Skating through High School

Skating+through+High+School

Teagan Dillon, Staff Reporter

Synchronized skating takes a lot of talent, teamwork, and determination.  Most often when people think of skating they think of jumping and twirling, said junior Mackenzie Elkow, but synchronized skating explores other aspecst of skating such as blocks, pivots, wheels, lifts, etc.

Last year during Spring break, while most people were packing for their vacation to Florida or preparing to stay home in dreary Michigan, junior Mackenzie Elkow flew 4,000 miles to Goteborg, Sweden, for the Synchronized Skating World Championships.

Elkow’s team, the Crystallettes, are based in Dearborn and are known for being one of the best synchronized teams in the United States.  The Crystallettes were one of just two teams from the United States to travel to Sweden for the World Championships, which was a major accomplishment.

The team consists of 20 girls from the metro Detroit area between the ages of 16 and 26.  According to Elkow, each member dedicates roughly 25-35 hours each week to skating.

“It can get pretty hard balancing schoolwork and skating,” said Elkow.  “But I’ve been doing this my whole life so I wouldn’t change a thing.”

Elkow has traveled all across America, Italy, Switzerland, and Sweden with her team, sweeping nearly every competition.  With so much success comes rituals.  From singing certain songs to having the same stretching partner at every competition, the Crystallettes are always focused.

“Some may say we are superstitious,” said Elkow.  “But for us we like to continue doing what’s worked in the past.”

Synchronized skating takes a lot of determination and endurance.  Not only do the skaters have to concentrate on their routine, they must engage the crowd and judges.  With so much to focus on, injuries run high.
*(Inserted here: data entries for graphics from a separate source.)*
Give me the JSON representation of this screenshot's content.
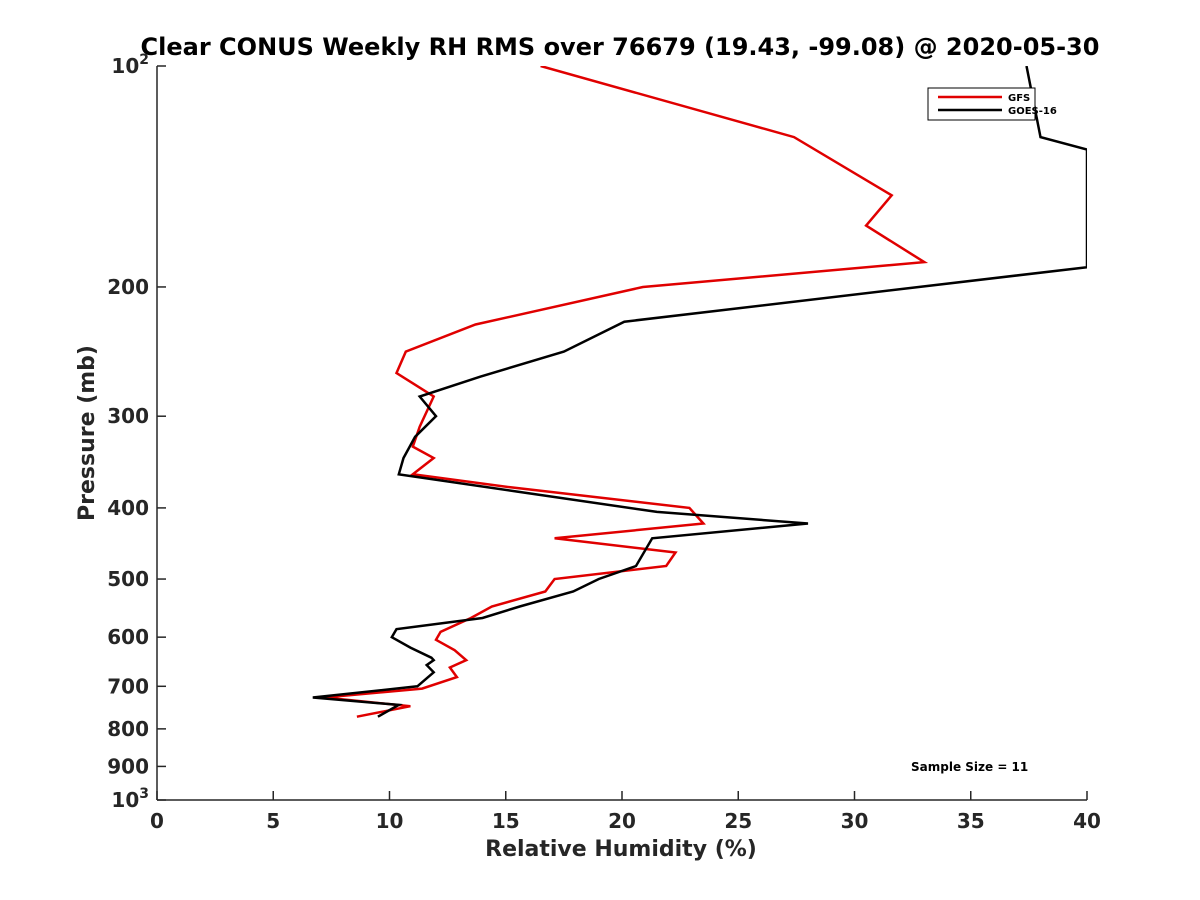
{
  "chart_data": {
    "type": "line",
    "title": "Clear CONUS Weekly RH RMS over 76679 (19.43, -99.08) @ 2020-05-30",
    "xlabel": "Relative Humidity (%)",
    "ylabel": "Pressure (mb)",
    "xlim": [
      0,
      40
    ],
    "ylim": [
      100,
      1000
    ],
    "y_scale": "log",
    "y_reversed": true,
    "x_ticks": [
      0,
      5,
      10,
      15,
      20,
      25,
      30,
      35,
      40
    ],
    "x_tick_labels": [
      "0",
      "5",
      "10",
      "15",
      "20",
      "25",
      "30",
      "35",
      "40"
    ],
    "y_ticks": [
      {
        "value": 100,
        "base": "10",
        "exp": "2"
      },
      {
        "value": 200,
        "label": "200"
      },
      {
        "value": 300,
        "label": "300"
      },
      {
        "value": 400,
        "label": "400"
      },
      {
        "value": 500,
        "label": "500"
      },
      {
        "value": 600,
        "label": "600"
      },
      {
        "value": 700,
        "label": "700"
      },
      {
        "value": 800,
        "label": "800"
      },
      {
        "value": 900,
        "label": "900"
      },
      {
        "value": 1000,
        "base": "10",
        "exp": "3"
      }
    ],
    "grid": false,
    "legend_position": "top-right",
    "annotation": "Sample Size = 11",
    "series": [
      {
        "name": "GFS",
        "color": "#e00000",
        "points": [
          [
            16.5,
            100
          ],
          [
            27.4,
            125
          ],
          [
            31.6,
            150
          ],
          [
            30.5,
            165
          ],
          [
            33.0,
            185
          ],
          [
            20.9,
            200
          ],
          [
            13.7,
            225
          ],
          [
            10.7,
            245
          ],
          [
            10.3,
            262
          ],
          [
            11.9,
            282
          ],
          [
            11.3,
            310
          ],
          [
            11.0,
            330
          ],
          [
            11.9,
            342
          ],
          [
            11.0,
            360
          ],
          [
            15.2,
            375
          ],
          [
            22.9,
            400
          ],
          [
            23.5,
            420
          ],
          [
            17.1,
            440
          ],
          [
            22.3,
            460
          ],
          [
            21.9,
            480
          ],
          [
            17.1,
            500
          ],
          [
            16.7,
            520
          ],
          [
            14.4,
            545
          ],
          [
            13.5,
            565
          ],
          [
            12.2,
            590
          ],
          [
            12.0,
            605
          ],
          [
            12.8,
            625
          ],
          [
            13.3,
            645
          ],
          [
            12.6,
            660
          ],
          [
            12.9,
            680
          ],
          [
            11.4,
            705
          ],
          [
            7.2,
            725
          ],
          [
            10.9,
            745
          ],
          [
            8.6,
            770
          ]
        ]
      },
      {
        "name": "GOES-16",
        "color": "#000000",
        "points": [
          [
            37.4,
            100
          ],
          [
            38.0,
            125
          ],
          [
            40.0,
            130
          ],
          [
            40.0,
            188
          ],
          [
            20.1,
            223
          ],
          [
            17.5,
            245
          ],
          [
            13.9,
            265
          ],
          [
            11.3,
            282
          ],
          [
            12.0,
            300
          ],
          [
            11.1,
            320
          ],
          [
            10.6,
            342
          ],
          [
            10.4,
            360
          ],
          [
            15.5,
            380
          ],
          [
            21.5,
            405
          ],
          [
            28.0,
            420
          ],
          [
            21.3,
            440
          ],
          [
            20.6,
            480
          ],
          [
            19.0,
            500
          ],
          [
            17.9,
            520
          ],
          [
            15.6,
            545
          ],
          [
            14.0,
            565
          ],
          [
            10.3,
            585
          ],
          [
            10.1,
            600
          ],
          [
            10.9,
            620
          ],
          [
            11.8,
            640
          ],
          [
            11.9,
            645
          ],
          [
            11.6,
            655
          ],
          [
            11.9,
            670
          ],
          [
            11.2,
            700
          ],
          [
            6.7,
            725
          ],
          [
            10.4,
            742
          ],
          [
            9.5,
            770
          ]
        ]
      }
    ]
  }
}
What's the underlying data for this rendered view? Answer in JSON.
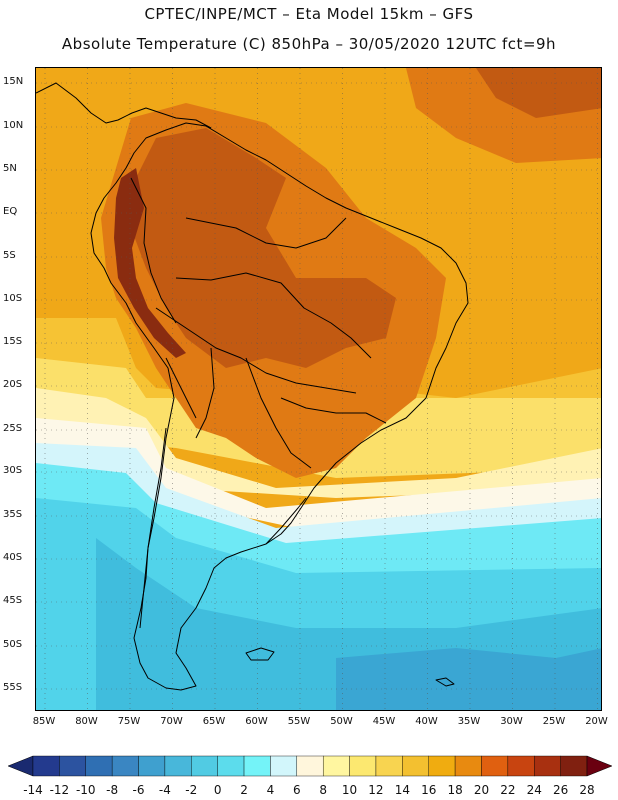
{
  "title_line1": "CPTEC/INPE/MCT –  Eta Model 15km – GFS",
  "title_line2": "Absolute Temperature (C) 850hPa – 30/05/2020 12UTC fct=9h",
  "lat_labels": [
    "15N",
    "10N",
    "5N",
    "EQ",
    "5S",
    "10S",
    "15S",
    "20S",
    "25S",
    "30S",
    "35S",
    "40S",
    "45S",
    "50S",
    "55S"
  ],
  "lon_labels": [
    "85W",
    "80W",
    "75W",
    "70W",
    "65W",
    "60W",
    "55W",
    "50W",
    "45W",
    "40W",
    "35W",
    "30W",
    "25W",
    "20W"
  ],
  "colorbar": {
    "labels": [
      "-14",
      "-12",
      "-10",
      "-8",
      "-6",
      "-4",
      "-2",
      "0",
      "2",
      "4",
      "6",
      "8",
      "10",
      "12",
      "14",
      "16",
      "18",
      "20",
      "22",
      "24",
      "26",
      "28"
    ],
    "colors": [
      "#233a8e",
      "#2c53a0",
      "#2f6fb3",
      "#3a86c2",
      "#3fa0cf",
      "#48b7da",
      "#51cbe3",
      "#5cdcec",
      "#74f3f8",
      "#d2f6fb",
      "#fff6dc",
      "#fff6a0",
      "#fce870",
      "#f8d450",
      "#f3c030",
      "#f0ac10",
      "#e88a10",
      "#e06010",
      "#c84410",
      "#a83010",
      "#802010"
    ],
    "low_arrow_color": "#1a2a70",
    "high_arrow_color": "#6a0010"
  },
  "map_colors": {
    "hot_dark": "#c25a12",
    "hot_deep": "#8a2c10",
    "hot": "#e07a14",
    "warm": "#f0a818",
    "warm_light": "#f6c334",
    "mild": "#fbe06a",
    "mild_light": "#fff2b4",
    "cool_cream": "#fdf8e8",
    "cool_ice": "#d4f5fb",
    "cold_cyan": "#6ee9f5",
    "cold_teal": "#51d3ea",
    "cold_blue": "#40bddd",
    "cold_deep": "#3aa6d3"
  }
}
“Last summer I split open my chin, broke my jaw, got a concussion, chipped my teeth, and got stitches in my chin from a bad fall,” said Elkow.

For nearly two months Elkow could not skate, which was the longest break she had in years.

In the winter Elkow skates for the Mercy Figure Skating team which practices every Friday before school and takes part in several competitions throughout the season.  She hopes to continue skating in college and improve every year.

“Skating has taught me so many lessons about life,” said Elkow. “I can’t imagine where I would be without it.”